Grande parte do plástico que a UE ‘despacha’ para o Vietname acaba na Natureza
Na Europa, cerca de 26 milhões de toneladas de resíduos de plástico são geradas todos os anos. Perto de metade do plástico que é recolhido para reciclagem, é exportado para fora da União Europeia, porque, segundo consta, não há capacidade na região para fazer o devido processamento desses materiais.
Entre os principais destinos do plástico europeu estão a China, a Indonésia, as Filipinas, a Tailândia e o Vietname. Contudo, num artigo publicado recentemente na revista ‘Circular Economy and Sustainability’, um grupo de investigadores argumenta que “enviar resíduos de plástico para destinos com regulamentos ambientais e sociais menos rigorosos do que os da UE e com infraestruturas insuficientes para processar os resíduos de plástico é socioecológica e eticamente questionável”.
A equipa deslocou-se até ao Vietname, país onde, em 2019, 9% dos resíduos de plástico importados vieram da UE. Aí, visitaram o maior centro de reciclagem do Vietname, na aldeia de Minh Khai, onde dizem ter visto uma realidade preocupante e que ilustra o ‘lado negro’ do mercado dos resíduos.
Em comunicado, Kaustubh Thapa, investigador da Universidade de Utrecht (Países Baixos) e primeiro autor do artigo, revela que viram “pessoas a cozinhar, a comer e a viver dentro da instalação de reciclagem, rodeadas dos fumos tóxicos” que emanam do derretimento do plástico.
Devido a regras ambientais menos apertadas, comparando às que vigoram na UE, por exemplo, os cientistas estimam que sete milhões de litros de “águas residuais tóxicas” usadas no processamento dos resíduos de plástico são descarregados todos os dias nos rios e ribeiros na aldeia.
Além disso, uma parte significativa do plástico europeu, porque as centrais de reciclagem não têm capacidade para dar resposta à quantidade, acabam por ser descartados no ambiente, com os autores a escreverem, no artigo, que “exportar plástico aumenta a taxa de reciclagem na UE a um preço significativamente mais baixo do que reciclar na UE, mas à custa de instalações e práticas questionáveis que prejudicam trabalhadores e o seu ambiente”.
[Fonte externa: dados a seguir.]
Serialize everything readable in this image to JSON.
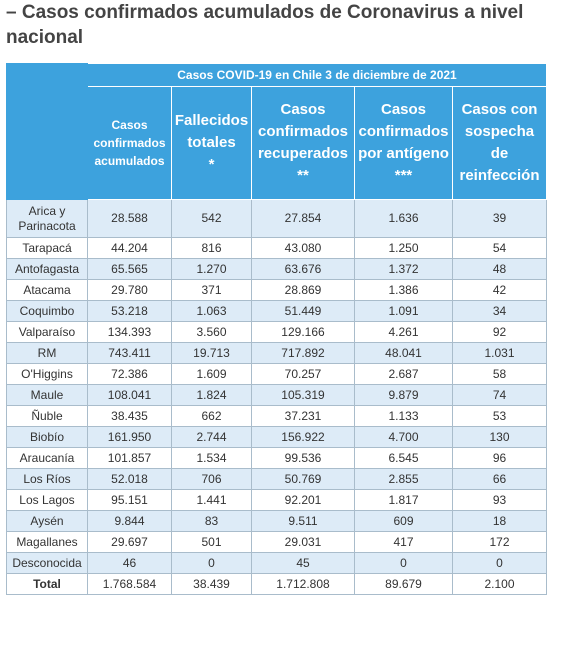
{
  "header": {
    "title": "– Casos confirmados acumulados de Coronavirus a nivel nacional"
  },
  "table": {
    "caption": "Casos COVID-19 en Chile 3 de diciembre de 2021",
    "columns": [
      "Casos confirmados acumulados",
      "Fallecidos totales\n*",
      "Casos confirmados recuperados\n**",
      "Casos confirmados por antígeno\n***",
      "Casos con sospecha de reinfección"
    ],
    "rows": [
      [
        "Arica y Parinacota",
        "28.588",
        "542",
        "27.854",
        "1.636",
        "39"
      ],
      [
        "Tarapacá",
        "44.204",
        "816",
        "43.080",
        "1.250",
        "54"
      ],
      [
        "Antofagasta",
        "65.565",
        "1.270",
        "63.676",
        "1.372",
        "48"
      ],
      [
        "Atacama",
        "29.780",
        "371",
        "28.869",
        "1.386",
        "42"
      ],
      [
        "Coquimbo",
        "53.218",
        "1.063",
        "51.449",
        "1.091",
        "34"
      ],
      [
        "Valparaíso",
        "134.393",
        "3.560",
        "129.166",
        "4.261",
        "92"
      ],
      [
        "RM",
        "743.411",
        "19.713",
        "717.892",
        "48.041",
        "1.031"
      ],
      [
        "O'Higgins",
        "72.386",
        "1.609",
        "70.257",
        "2.687",
        "58"
      ],
      [
        "Maule",
        "108.041",
        "1.824",
        "105.319",
        "9.879",
        "74"
      ],
      [
        "Ñuble",
        "38.435",
        "662",
        "37.231",
        "1.133",
        "53"
      ],
      [
        "Biobío",
        "161.950",
        "2.744",
        "156.922",
        "4.700",
        "130"
      ],
      [
        "Araucanía",
        "101.857",
        "1.534",
        "99.536",
        "6.545",
        "96"
      ],
      [
        "Los Ríos",
        "52.018",
        "706",
        "50.769",
        "2.855",
        "66"
      ],
      [
        "Los Lagos",
        "95.151",
        "1.441",
        "92.201",
        "1.817",
        "93"
      ],
      [
        "Aysén",
        "9.844",
        "83",
        "9.511",
        "609",
        "18"
      ],
      [
        "Magallanes",
        "29.697",
        "501",
        "29.031",
        "417",
        "172"
      ],
      [
        "Desconocida",
        "46",
        "0",
        "45",
        "0",
        "0"
      ],
      [
        "Total",
        "1.768.584",
        "38.439",
        "1.712.808",
        "89.679",
        "2.100"
      ]
    ]
  }
}
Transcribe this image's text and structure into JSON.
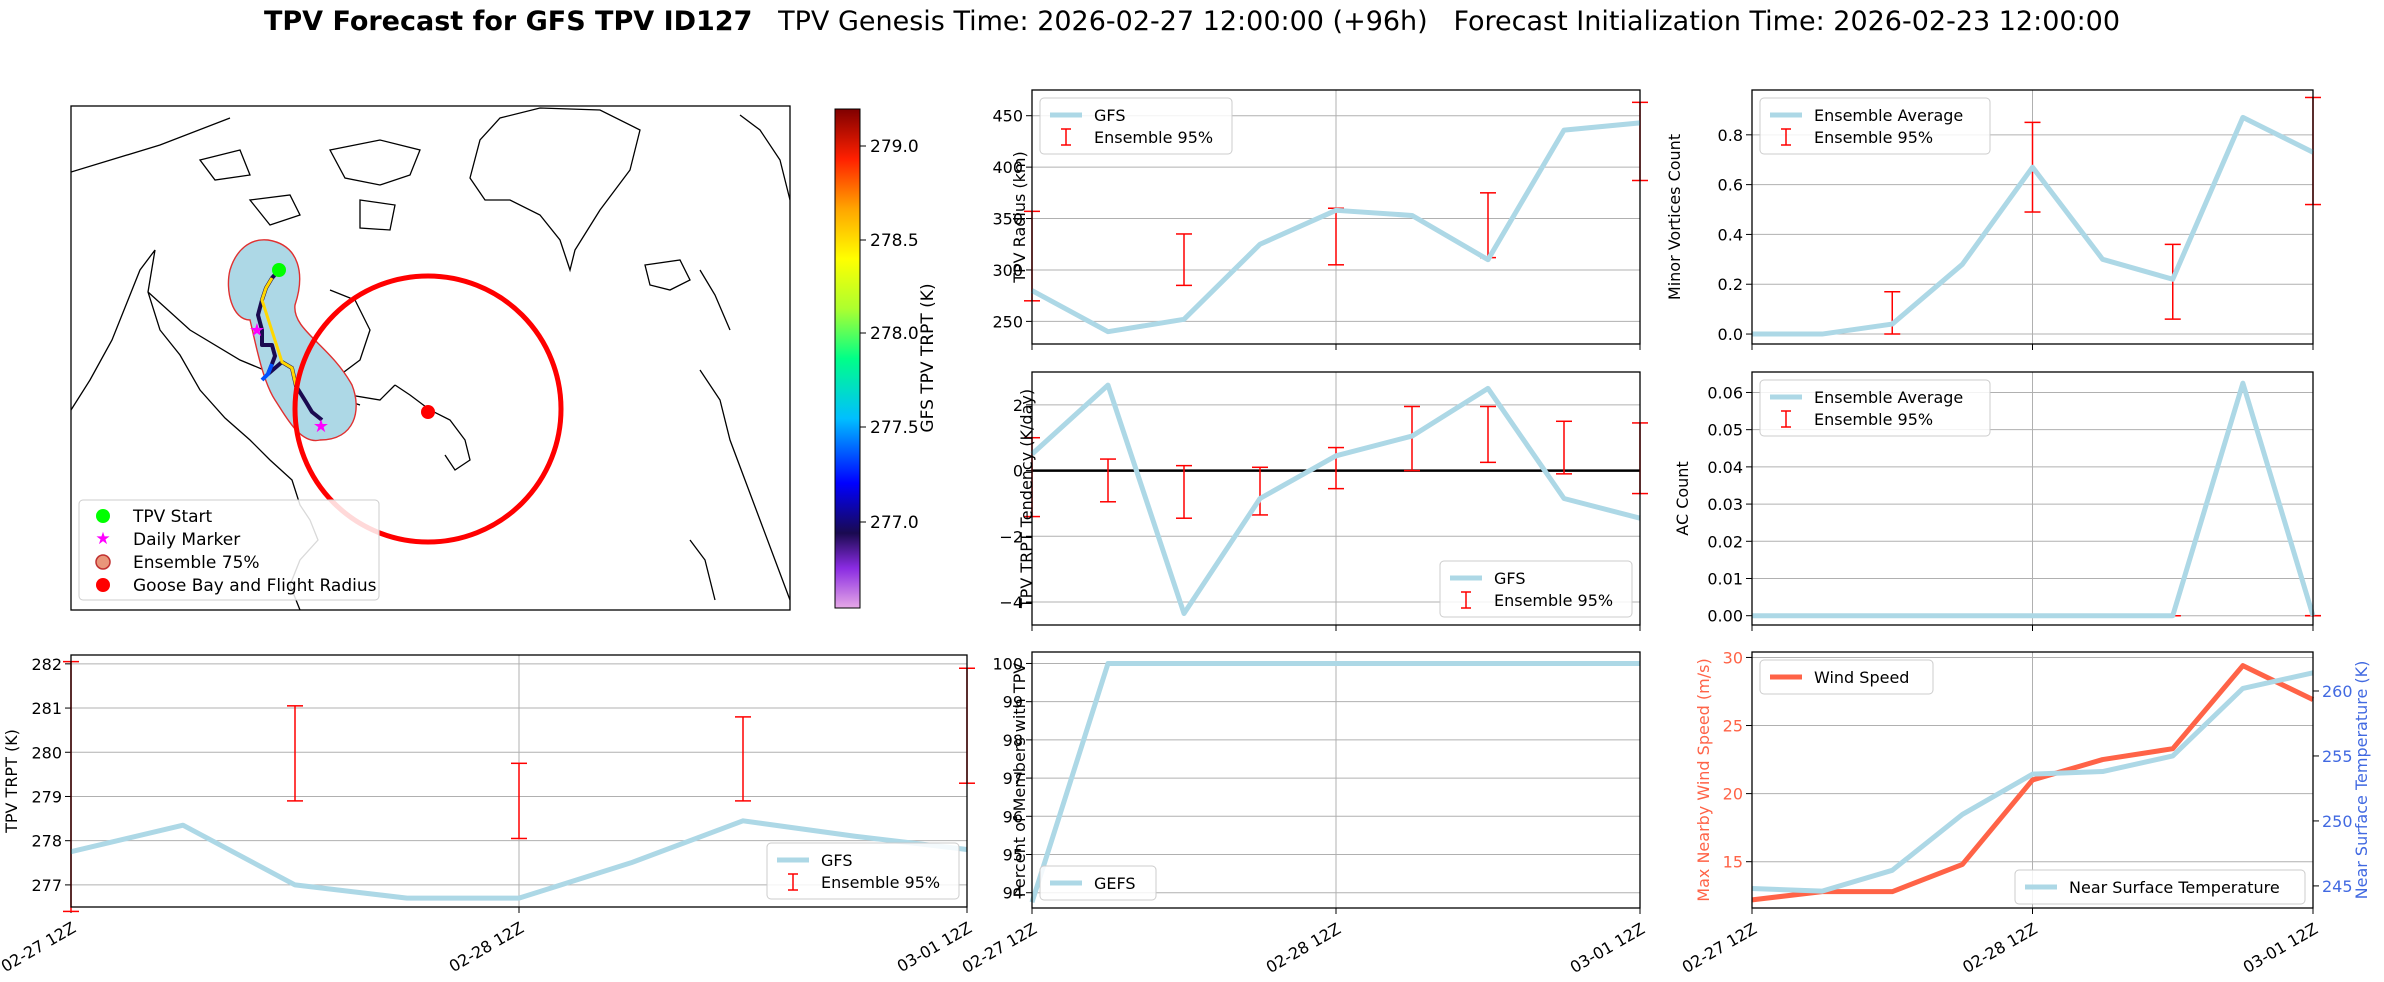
{
  "figure": {
    "title_bold": "TPV Forecast for GFS TPV ID127",
    "title_rest": "TPV Genesis Time: 2026-02-27 12:00:00 (+96h)   Forecast Initialization Time: 2026-02-23 12:00:00"
  },
  "map": {
    "colorbar_label": "GFS TPV TRPT (K)",
    "colorbar_ticks": [
      "279.0",
      "278.5",
      "278.0",
      "277.5",
      "277.0"
    ],
    "legend": [
      "TPV Start",
      "Daily Marker",
      "Ensemble 75%",
      "Goose Bay and Flight Radius"
    ],
    "colors": {
      "start": "#00ff00",
      "marker": "#ff00ff",
      "ensemble_fill": "#add8e6",
      "ensemble_edge": "#e03030",
      "goose_bay": "#ff0000"
    }
  },
  "chart_data": [
    {
      "id": "trpt",
      "type": "line",
      "ylabel": "TPV TRPT (K)",
      "x": [
        "02-27 12Z",
        "02-27 18Z",
        "02-28 00Z",
        "02-28 06Z",
        "02-28 12Z",
        "02-28 18Z",
        "03-01 00Z",
        "03-01 06Z",
        "03-01 12Z"
      ],
      "xtick_labels": [
        "02-27 12Z",
        "02-28 12Z",
        "03-01 12Z"
      ],
      "yticks": [
        "277",
        "278",
        "279",
        "280",
        "281",
        "282"
      ],
      "ylim": [
        276.5,
        282.2
      ],
      "series": [
        {
          "name": "GFS",
          "values": [
            277.75,
            278.35,
            277.0,
            276.7,
            276.7,
            277.5,
            278.45,
            278.1,
            277.8
          ],
          "color": "#add8e6"
        }
      ],
      "errorbars": {
        "name": "Ensemble 95%",
        "x_index": [
          0,
          2,
          4,
          6,
          8
        ],
        "low": [
          276.4,
          278.9,
          278.05,
          278.9,
          279.3
        ],
        "high": [
          282.05,
          281.05,
          279.75,
          280.8,
          281.9
        ],
        "color": "#ff0000"
      },
      "legend": "lower right"
    },
    {
      "id": "radius",
      "type": "line",
      "ylabel": "TPV Radius (km)",
      "x": [
        "02-27 12Z",
        "02-27 18Z",
        "02-28 00Z",
        "02-28 06Z",
        "02-28 12Z",
        "02-28 18Z",
        "03-01 00Z",
        "03-01 06Z",
        "03-01 12Z"
      ],
      "yticks": [
        "250",
        "300",
        "350",
        "400",
        "450"
      ],
      "ylim": [
        228,
        475
      ],
      "series": [
        {
          "name": "GFS",
          "values": [
            280,
            240,
            252,
            325,
            358,
            353,
            310,
            436,
            443
          ],
          "color": "#add8e6"
        }
      ],
      "errorbars": {
        "name": "Ensemble 95%",
        "x_index": [
          0,
          2,
          4,
          6,
          8
        ],
        "low": [
          270,
          285,
          305,
          312,
          387
        ],
        "high": [
          357,
          335,
          360,
          375,
          463
        ],
        "color": "#ff0000"
      },
      "legend": "upper left"
    },
    {
      "id": "minor",
      "type": "line",
      "ylabel": "Minor Vortices Count",
      "x": [
        "02-27 12Z",
        "02-27 18Z",
        "02-28 00Z",
        "02-28 06Z",
        "02-28 12Z",
        "02-28 18Z",
        "03-01 00Z",
        "03-01 06Z",
        "03-01 12Z"
      ],
      "yticks": [
        "0.0",
        "0.2",
        "0.4",
        "0.6",
        "0.8"
      ],
      "ylim": [
        -0.04,
        0.98
      ],
      "series": [
        {
          "name": "Ensemble Average",
          "values": [
            0.0,
            0.0,
            0.04,
            0.28,
            0.67,
            0.3,
            0.22,
            0.87,
            0.73
          ],
          "color": "#add8e6"
        }
      ],
      "errorbars": {
        "name": "Ensemble 95%",
        "x_index": [
          2,
          4,
          6,
          8
        ],
        "low": [
          0.0,
          0.49,
          0.06,
          0.52
        ],
        "high": [
          0.17,
          0.85,
          0.36,
          0.95
        ],
        "color": "#ff0000"
      },
      "legend": "upper left"
    },
    {
      "id": "tendency",
      "type": "line",
      "ylabel": "TPV TRPT Tendency (K/day)",
      "x": [
        "02-27 12Z",
        "02-27 18Z",
        "02-28 00Z",
        "02-28 06Z",
        "02-28 12Z",
        "02-28 18Z",
        "03-01 00Z",
        "03-01 06Z",
        "03-01 12Z"
      ],
      "yticks": [
        "−4",
        "−2",
        "0",
        "2"
      ],
      "ylim": [
        -4.7,
        3.0
      ],
      "series": [
        {
          "name": "GFS",
          "values": [
            0.5,
            2.6,
            -4.35,
            -0.85,
            0.45,
            1.05,
            2.5,
            -0.85,
            -1.45
          ],
          "color": "#add8e6"
        }
      ],
      "errorbars": {
        "name": "Ensemble 95%",
        "x_index": [
          0,
          1,
          2,
          3,
          4,
          5,
          6,
          7,
          8
        ],
        "low": [
          -1.4,
          -0.95,
          -1.45,
          -1.35,
          -0.55,
          0.0,
          0.25,
          -0.1,
          -0.7
        ],
        "high": [
          1.0,
          0.35,
          0.15,
          0.1,
          0.7,
          1.95,
          1.95,
          1.5,
          1.45
        ],
        "color": "#ff0000"
      },
      "zero_line": true,
      "legend": "lower right"
    },
    {
      "id": "ac",
      "type": "line",
      "ylabel": "AC Count",
      "x": [
        "02-27 12Z",
        "02-27 18Z",
        "02-28 00Z",
        "02-28 06Z",
        "02-28 12Z",
        "02-28 18Z",
        "03-01 00Z",
        "03-01 06Z",
        "03-01 12Z"
      ],
      "yticks": [
        "0.00",
        "0.01",
        "0.02",
        "0.03",
        "0.04",
        "0.05",
        "0.06"
      ],
      "ylim": [
        -0.0025,
        0.0655
      ],
      "series": [
        {
          "name": "Ensemble Average",
          "values": [
            0,
            0,
            0,
            0,
            0,
            0,
            0,
            0.0625,
            0
          ],
          "color": "#add8e6"
        }
      ],
      "errorbars": {
        "name": "Ensemble 95%",
        "x_index": [
          2,
          4,
          6,
          8
        ],
        "low": [
          0,
          0,
          0,
          0
        ],
        "high": [
          0,
          0,
          0,
          0
        ],
        "color": "#ff0000"
      },
      "legend": "upper left"
    },
    {
      "id": "members",
      "type": "line",
      "ylabel": "Percent of Members with TPV",
      "x": [
        "02-27 12Z",
        "02-27 18Z",
        "02-28 00Z",
        "02-28 06Z",
        "02-28 12Z",
        "02-28 18Z",
        "03-01 00Z",
        "03-01 06Z",
        "03-01 12Z"
      ],
      "xtick_labels": [
        "02-27 12Z",
        "02-28 12Z",
        "03-01 12Z"
      ],
      "yticks": [
        "94",
        "95",
        "96",
        "97",
        "98",
        "99",
        "100"
      ],
      "ylim": [
        93.6,
        100.3
      ],
      "series": [
        {
          "name": "GEFS",
          "values": [
            93.75,
            100,
            100,
            100,
            100,
            100,
            100,
            100,
            100
          ],
          "color": "#add8e6"
        }
      ],
      "legend": "lower left"
    },
    {
      "id": "wind",
      "type": "line",
      "ylabel": "Max Nearby Wind Speed (m/s)",
      "ylabel2": "Near Surface Temperature (K)",
      "x": [
        "02-27 12Z",
        "02-27 18Z",
        "02-28 00Z",
        "02-28 06Z",
        "02-28 12Z",
        "02-28 18Z",
        "03-01 00Z",
        "03-01 06Z",
        "03-01 12Z"
      ],
      "xtick_labels": [
        "02-27 12Z",
        "02-28 12Z",
        "03-01 12Z"
      ],
      "yticks": [
        "15",
        "20",
        "25",
        "30"
      ],
      "ylim": [
        11.6,
        30.4
      ],
      "yticks2": [
        "245",
        "250",
        "255",
        "260"
      ],
      "ylim2": [
        243.3,
        263.0
      ],
      "series": [
        {
          "name": "Wind Speed",
          "values": [
            12.2,
            12.8,
            12.8,
            14.8,
            21.0,
            22.5,
            23.3,
            29.4,
            26.9
          ],
          "color": "#ff6347",
          "axis": "left"
        },
        {
          "name": "Near Surface Temperature",
          "values": [
            244.8,
            244.6,
            246.2,
            250.5,
            253.6,
            253.8,
            255.0,
            260.2,
            261.4
          ],
          "color": "#add8e6",
          "axis": "right"
        }
      ],
      "colors": {
        "left_axis": "#ff6347",
        "right_axis": "#4169e1"
      }
    }
  ]
}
“Embora este comércio de resíduos seja lucrativo para alguns, transferir a responsabilidade da gestão de resíduos para aldeias como esta prejudica as pessoas, as comunidades e o ambiente”, alerta Kaustubh Thapa, que salienta que “aumentar as taxas de reciclagem na UE sem sistematicamente dar resposta aos danos humanos e ambientais associados ao longo de toda a cadeia de valor não é nem ético, nem circular, nem sustentável”.
O autor salienta que “a ausência de responsabilização dos intervenientes na cadeia de valor, associada a uma aplicação inadequada das políticas da UE e do Vietname e a uma falta generalizada de transparência nas práticas” resultam em riscos para o ambiente e para a saúde humana, quer individual, quer coletiva.
Para ele, os esforços de reciclagem dos consumidores europeus, no atual estado de coisas e tomando o que se passa no Vietname como exemplo, “são, numa percentagem considerável, em vão”.
Recordando que apenas um terço dos resíduos de plástico são realmente reciclados na Europa e que o aumento dos níveis de consumo gerará mais resíduos, os investigadores apelam à redução do consumo desnecessário, bem como da produção de resíduos associada, e sugerem “uma cadeia de valor mais curta, mais transparente, mais responsabilizável e mais ética”, que promova “a equidade social e ambiental e a justiça globalmente, ou, pelo menos, não contribua para a desigualdade e injustiça”.